There are few statements as meaningless as, “I’m so busy.” In fact, when people tell me how busy they are, I quickly respond with one of these questions: Is it productive? Are you making progress? Are you delivering value? Are you merely distracted from the real work? The amount of time we spend on a task is not the measure of value, the lack of white space in our calendar is not a badge of honor, and the number of tasks we complete mean very little. Time spent and tasks completed can be an important measure of progress, but not always.
In my line of work, we are working to deliver some very strategic outcomes. The initiatives to which we continue to apply our resources make it easy for some to focus more on being busy than on the progress being made. For that reason, it is extremely important to continually remind people of the latter. There are many ways to do that, and how it is done is not nearly as important as that it gets done. If leaders don’t care enough to make progress the priority, a few things can happen:
- Teammates lose focus of the outcome they are ultimately responsible for generating in favor of the task of the day
- Those not directly working on the initiative assume progress is not being made (we can only be aware of that which we are made aware)
- Team culture devolves into punching a time clock, critical thinking dissipates, and shared ownership disappears
Of late, I have been reminded that explaining inaction is equally important.
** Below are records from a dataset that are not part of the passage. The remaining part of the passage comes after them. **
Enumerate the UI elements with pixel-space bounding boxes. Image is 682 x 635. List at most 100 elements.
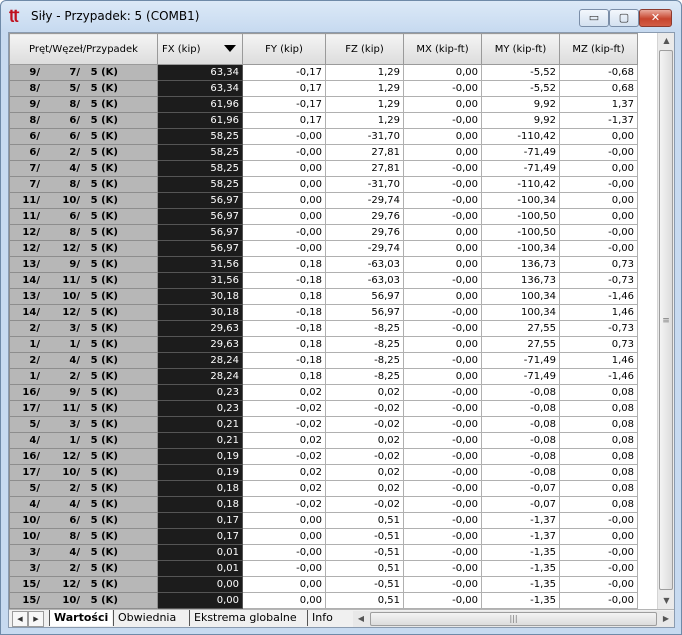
row-label-cell[interactable]: 16/9/5 (K) [9,384,158,401]
tab-info[interactable]: Info [307,610,337,626]
table-row[interactable]: 3/2/5 (K) 0,01 -0,00 0,51 -0,00 -1,35 -0,00 [9,560,638,577]
cell-mz[interactable]: -0,00 [559,144,638,161]
row-label-cell[interactable]: 15/10/5 (K) [9,592,158,609]
cell-my[interactable]: -1,35 [481,560,560,577]
row-label-cell[interactable]: 3/4/5 (K) [9,544,158,561]
cell-my[interactable]: -0,08 [481,464,560,481]
scroll-up-icon[interactable]: ▲ [658,33,674,49]
tab-obwiednia[interactable]: Obwiednia [113,610,180,626]
cell-mz[interactable]: -0,73 [559,320,638,337]
row-label-cell[interactable]: 1/1/5 (K) [9,336,158,353]
table-row[interactable]: 10/8/5 (K) 0,17 0,00 -0,51 -0,00 -1,37 0,00 [9,528,638,545]
cell-fy[interactable]: -0,00 [242,224,326,241]
tab-wartosci[interactable]: Wartości [49,610,113,626]
cell-fx[interactable]: 56,97 [157,192,243,209]
cell-mx[interactable]: -0,00 [403,384,482,401]
cell-my[interactable]: -100,50 [481,208,560,225]
cell-fy[interactable]: 0,00 [242,528,326,545]
cell-mx[interactable]: -0,00 [403,272,482,289]
table-row[interactable]: 14/11/5 (K) 31,56 -0,18 -63,03 -0,00 136,73 -0… [9,272,638,289]
cell-fx[interactable]: 0,19 [157,464,243,481]
cell-mx[interactable]: -0,00 [403,416,482,433]
table-row[interactable]: 17/10/5 (K) 0,19 0,02 0,02 -0,00 -0,08 0,08 [9,464,638,481]
table-row[interactable]: 13/9/5 (K) 31,56 0,18 -63,03 0,00 136,73 0,73 [9,256,638,273]
cell-my[interactable]: -0,08 [481,432,560,449]
cell-fx[interactable]: 56,97 [157,240,243,257]
table-row[interactable]: 13/10/5 (K) 30,18 0,18 56,97 0,00 100,34 -1,46 [9,288,638,305]
cell-fz[interactable]: -0,02 [325,448,404,465]
cell-mz[interactable]: -0,00 [559,576,638,593]
cell-fx[interactable]: 28,24 [157,352,243,369]
cell-fx[interactable]: 31,56 [157,272,243,289]
horizontal-scroll-thumb[interactable]: ||| [370,612,657,626]
cell-mx[interactable]: -0,00 [403,544,482,561]
cell-fz[interactable]: 27,81 [325,160,404,177]
cell-mx[interactable]: -0,00 [403,480,482,497]
column-header-mz[interactable]: MZ (kip-ft) [559,33,638,65]
cell-fz[interactable]: 0,02 [325,384,404,401]
maximize-button[interactable]: ▢ [609,9,639,27]
cell-mx[interactable]: 0,00 [403,288,482,305]
cell-mz[interactable]: 0,00 [559,528,638,545]
cell-mx[interactable]: -0,00 [403,400,482,417]
cell-my[interactable]: -1,37 [481,512,560,529]
row-label-cell[interactable]: 1/2/5 (K) [9,368,158,385]
cell-fx[interactable]: 0,01 [157,560,243,577]
row-label-cell[interactable]: 2/3/5 (K) [9,320,158,337]
cell-fy[interactable]: 0,00 [242,512,326,529]
cell-my[interactable]: -71,49 [481,368,560,385]
cell-mx[interactable]: -0,00 [403,352,482,369]
cell-mx[interactable]: 0,00 [403,256,482,273]
cell-mz[interactable]: -0,73 [559,272,638,289]
cell-fx[interactable]: 63,34 [157,64,243,81]
title-bar[interactable]: ʈʈ Siły - Przypadek: 5 (COMB1) ▭ ▢ ✕ [1,1,681,31]
cell-my[interactable]: -1,35 [481,544,560,561]
cell-fy[interactable]: 0,02 [242,464,326,481]
cell-fx[interactable]: 63,34 [157,80,243,97]
cell-fy[interactable]: 0,18 [242,336,326,353]
row-label-cell[interactable]: 5/2/5 (K) [9,480,158,497]
cell-fx[interactable]: 58,25 [157,160,243,177]
cell-my[interactable]: -71,49 [481,352,560,369]
close-button[interactable]: ✕ [639,9,672,27]
cell-fx[interactable]: 29,63 [157,320,243,337]
tab-ekstrema-globalne[interactable]: Ekstrema globalne [189,610,301,626]
cell-mz[interactable]: -0,00 [559,592,638,609]
cell-my[interactable]: -1,35 [481,576,560,593]
cell-fy[interactable]: -0,18 [242,352,326,369]
cell-mz[interactable]: -0,00 [559,560,638,577]
cell-mz[interactable]: 0,08 [559,496,638,513]
cell-my[interactable]: -0,08 [481,448,560,465]
row-label-cell[interactable]: 6/6/5 (K) [9,128,158,145]
cell-fy[interactable]: 0,00 [242,576,326,593]
table-row[interactable]: 8/6/5 (K) 61,96 0,17 1,29 -0,00 9,92 -1,37 [9,112,638,129]
cell-mx[interactable]: 0,00 [403,144,482,161]
cell-fz[interactable]: -63,03 [325,272,404,289]
cell-fz[interactable]: 56,97 [325,304,404,321]
table-row[interactable]: 1/2/5 (K) 28,24 0,18 -8,25 0,00 -71,49 -1,46 [9,368,638,385]
row-label-cell[interactable]: 4/1/5 (K) [9,432,158,449]
cell-fz[interactable]: -63,03 [325,256,404,273]
cell-my[interactable]: -0,08 [481,384,560,401]
column-header-fy[interactable]: FY (kip) [242,33,326,65]
cell-fy[interactable]: -0,00 [242,240,326,257]
cell-fx[interactable]: 56,97 [157,208,243,225]
cell-my[interactable]: 136,73 [481,272,560,289]
cell-mz[interactable]: 0,08 [559,480,638,497]
cell-mx[interactable]: 0,00 [403,224,482,241]
cell-fy[interactable]: -0,18 [242,272,326,289]
row-label-cell[interactable]: 4/4/5 (K) [9,496,158,513]
row-label-cell[interactable]: 5/3/5 (K) [9,416,158,433]
table-row[interactable]: 7/4/5 (K) 58,25 0,00 27,81 -0,00 -71,49 0,00 [9,160,638,177]
cell-fy[interactable]: -0,00 [242,560,326,577]
cell-fx[interactable]: 58,25 [157,144,243,161]
cell-fy[interactable]: -0,00 [242,544,326,561]
cell-mz[interactable]: 0,00 [559,192,638,209]
cell-fy[interactable]: 0,00 [242,208,326,225]
table-row[interactable]: 2/4/5 (K) 28,24 -0,18 -8,25 -0,00 -71,49 1,46 [9,352,638,369]
cell-mz[interactable]: 1,37 [559,96,638,113]
row-label-cell[interactable]: 14/11/5 (K) [9,272,158,289]
row-label-cell[interactable]: 7/8/5 (K) [9,176,158,193]
table-row[interactable]: 3/4/5 (K) 0,01 -0,00 -0,51 -0,00 -1,35 -0,00 [9,544,638,561]
cell-mx[interactable]: -0,00 [403,176,482,193]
Some of us do, some of us share with others what it is we are doing and why we are doing it, and some of us do all of the above. But what happens when we chose to do nothing? As you contemplate that, we must differentiate between choosing to do nothing and doing nothing. Doing nothing is irresponsible and lazy. Choosing to do nothing is neither. Many times in life the most responsible decision we make is to deliberately do nothing. But if we don’t tell others that our inaction is deliberate, we lead them to believe, and rightfully so, that we are inconsiderate, if not irresponsible and lazy.
Those of us who live in the world of making ideas happen have many ideas of our own and are pitched ideas on a regular basis. We have a responsibility to differentiate between the things we could do, we should do, and we will do. Equally important, we have a responsibility to identify those things that we won’t do. Given my addiction, my future orientation, and the company I keep, I struggle with the busyness, the lack of follow through, and slow pace of progress. That said, leaders who care enough to explain inaction are those most committed to progress, strengthening trust across the team, and delivering valued outcomes. Leaders who don’t aren’t particularly interested in any of that.
- Are you busy, making progress, both, or neither?
- Are your priorities clear?
- Are you committed to explaining inaction?
We humans are funny creatures, we are always motivated to do something…it just may not be what other humans want us to do, and it just may be nothing. What 1) we see as valuable and 2) feel confident to achieve, is what we will do.